Теперь Петька посмотрел на свои ноги и быстро согнул правую в колене.
– Харада тривоги, – снова сказал японец, задирая Петькину голову вверх и осторожно касаясь жгучей ссадины у него на шее.
«Ну, все, – сказал себе Петька и закрыл глаза. – Прощайте, товарищ Сталин и мамка. И дядька Юрка с дядькой Витькой, прощайте. И товарищ старший лейтенант Одинцов».
Японец пощупал его голые плечи, провел ладонью ему по груди, а потом нагнул Петьку вперед, так что он почти уткнулся носом в свои собственные коленки, и ему снова стало трудно дышать.
– Пырь да туман, – задумчиво сказал японец где-то над Петькиным затылком, и Петька вдруг взвился от боли, как будто в спину ему пырнули ножом.
До этого он и не знал, что там у него была рана. Сучком, наверное, пропорол, когда свалился на землю.
– Больно же! – заорал он, выпрямляясь и отталкивая руки японца. – Дурак, что ли?!!
Японец забормотал что-то и сунул свою руку Петьке под нос. На ней была кровь. Почти черная в темноте.
– Ну и чо? – сказал Петька. – Не твое собачье дело! Все равно вас всех перебьем! Пошел в жопу.

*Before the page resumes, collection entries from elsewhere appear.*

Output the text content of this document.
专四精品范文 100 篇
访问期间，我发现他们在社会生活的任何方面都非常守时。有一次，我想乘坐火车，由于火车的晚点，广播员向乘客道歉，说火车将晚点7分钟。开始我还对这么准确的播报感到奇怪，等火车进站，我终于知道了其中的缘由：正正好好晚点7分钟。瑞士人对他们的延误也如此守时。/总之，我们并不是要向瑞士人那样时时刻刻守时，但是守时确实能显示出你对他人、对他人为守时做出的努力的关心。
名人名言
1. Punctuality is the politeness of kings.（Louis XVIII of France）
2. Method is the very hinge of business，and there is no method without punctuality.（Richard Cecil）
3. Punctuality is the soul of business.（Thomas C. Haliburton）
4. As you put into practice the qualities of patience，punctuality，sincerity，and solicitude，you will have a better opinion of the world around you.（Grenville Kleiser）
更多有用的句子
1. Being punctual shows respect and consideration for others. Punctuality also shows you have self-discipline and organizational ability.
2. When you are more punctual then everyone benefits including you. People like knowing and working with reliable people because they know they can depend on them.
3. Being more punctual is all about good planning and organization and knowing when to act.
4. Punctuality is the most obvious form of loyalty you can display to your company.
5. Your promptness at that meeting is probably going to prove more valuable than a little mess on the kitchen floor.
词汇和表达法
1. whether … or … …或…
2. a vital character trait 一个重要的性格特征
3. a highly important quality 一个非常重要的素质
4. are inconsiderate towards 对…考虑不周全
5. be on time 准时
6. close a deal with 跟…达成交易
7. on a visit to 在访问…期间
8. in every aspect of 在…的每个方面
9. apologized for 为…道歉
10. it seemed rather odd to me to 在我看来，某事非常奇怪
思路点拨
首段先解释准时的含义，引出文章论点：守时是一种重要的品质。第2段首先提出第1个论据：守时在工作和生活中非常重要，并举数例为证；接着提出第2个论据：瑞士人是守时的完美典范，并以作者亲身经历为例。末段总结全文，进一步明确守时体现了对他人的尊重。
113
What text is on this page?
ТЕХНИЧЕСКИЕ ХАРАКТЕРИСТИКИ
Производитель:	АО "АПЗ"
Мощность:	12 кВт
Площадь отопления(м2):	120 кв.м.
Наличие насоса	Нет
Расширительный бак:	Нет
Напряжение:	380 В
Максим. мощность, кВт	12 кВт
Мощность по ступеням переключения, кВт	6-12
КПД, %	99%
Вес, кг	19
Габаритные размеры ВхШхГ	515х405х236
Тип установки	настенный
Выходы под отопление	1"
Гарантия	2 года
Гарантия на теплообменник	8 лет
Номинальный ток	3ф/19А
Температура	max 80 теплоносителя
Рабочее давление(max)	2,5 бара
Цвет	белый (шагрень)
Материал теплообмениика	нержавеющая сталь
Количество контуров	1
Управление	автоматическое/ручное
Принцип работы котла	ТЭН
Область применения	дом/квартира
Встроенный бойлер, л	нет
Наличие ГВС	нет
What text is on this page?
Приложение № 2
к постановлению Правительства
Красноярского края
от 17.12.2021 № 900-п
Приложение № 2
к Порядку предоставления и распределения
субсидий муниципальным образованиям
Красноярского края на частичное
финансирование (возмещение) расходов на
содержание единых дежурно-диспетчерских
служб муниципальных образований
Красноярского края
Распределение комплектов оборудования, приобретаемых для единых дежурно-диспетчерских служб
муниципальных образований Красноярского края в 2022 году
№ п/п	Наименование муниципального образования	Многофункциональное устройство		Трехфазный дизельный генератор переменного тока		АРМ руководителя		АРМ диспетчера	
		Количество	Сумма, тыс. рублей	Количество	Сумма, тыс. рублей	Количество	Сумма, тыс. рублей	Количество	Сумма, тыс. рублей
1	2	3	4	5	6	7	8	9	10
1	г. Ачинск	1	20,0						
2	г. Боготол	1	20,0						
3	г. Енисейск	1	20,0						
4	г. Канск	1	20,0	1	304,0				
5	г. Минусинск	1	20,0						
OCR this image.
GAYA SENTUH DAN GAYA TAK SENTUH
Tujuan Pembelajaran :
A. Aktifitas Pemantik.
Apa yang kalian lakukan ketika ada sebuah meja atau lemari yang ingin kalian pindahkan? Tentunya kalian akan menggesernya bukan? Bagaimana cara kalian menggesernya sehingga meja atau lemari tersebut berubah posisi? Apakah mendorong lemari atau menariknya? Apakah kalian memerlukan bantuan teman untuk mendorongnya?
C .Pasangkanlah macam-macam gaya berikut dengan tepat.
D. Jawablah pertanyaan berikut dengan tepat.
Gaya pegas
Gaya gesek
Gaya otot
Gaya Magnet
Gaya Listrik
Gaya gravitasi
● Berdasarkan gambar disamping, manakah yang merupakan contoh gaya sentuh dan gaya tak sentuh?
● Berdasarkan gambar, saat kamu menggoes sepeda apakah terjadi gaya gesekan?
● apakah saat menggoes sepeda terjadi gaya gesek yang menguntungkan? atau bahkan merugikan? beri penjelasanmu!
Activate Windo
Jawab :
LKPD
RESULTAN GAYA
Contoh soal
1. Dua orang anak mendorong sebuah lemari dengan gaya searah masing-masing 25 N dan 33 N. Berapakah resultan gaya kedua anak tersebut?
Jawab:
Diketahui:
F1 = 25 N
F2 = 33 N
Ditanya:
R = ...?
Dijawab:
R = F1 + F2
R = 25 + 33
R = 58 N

Японец вскочил и отбежал на дальний конец полянки. Там он подхватил что-то с земли, быстро вернулся и снова присел на корточки перед Петькой. В руках у него была котомка, которую он бросил еще в самом начале, и Петькина рубаха.
– Вот суки, – горько сказал Петька. – Всю изорвали. Одни лохмотья остались. Меня теперь бабка Дарья убьет.
Японец отложил котомку и с громким треском оторвал от рубахи целую полосу.
– Ты, гад! – заорал Петька. – Ее же еще можно было носить! Мамка бы залатала! Ах, ты…
Он потянулся к японцу, чтобы отнять у него свое добро, но охнул и схватился рукой за спину. Теперь, когда он знал, что там у него кровь, ему почему-то стало очень больно.
– Отдай рубаху, гад, – попросил он, сдерживая слезы.
Но японец продолжал пластать рубаху на лоскуты.
– Чтоб ты сдох, квантунская сволочь, – сказал Петька и наконец заплакал.
Он плакал от внезапно охватившей все его существо жалости к своей несчастной рубахе. Так горько ему не было, наверное, никогда. Эту рубаху ему почему-то стало жальче даже, чем мамку, когда она вечерами сидела как неживая за пустым столом, или Валерку, которого мучила злая бабка Потапиха, или саму бабку Потапиху, потому что ей совсем нечем кормить внуков, а они растут и от этого сильно хотят жрать. То есть Петьке, конечно, было жалко их всех и вместе с ними самого себя – за то, что его так вот схватили, выследили, подкараулили и вообще за то, что он был Гитлер, – однако рубаху в этот темный момент в темном уже лесу Петьке все равно было жальче.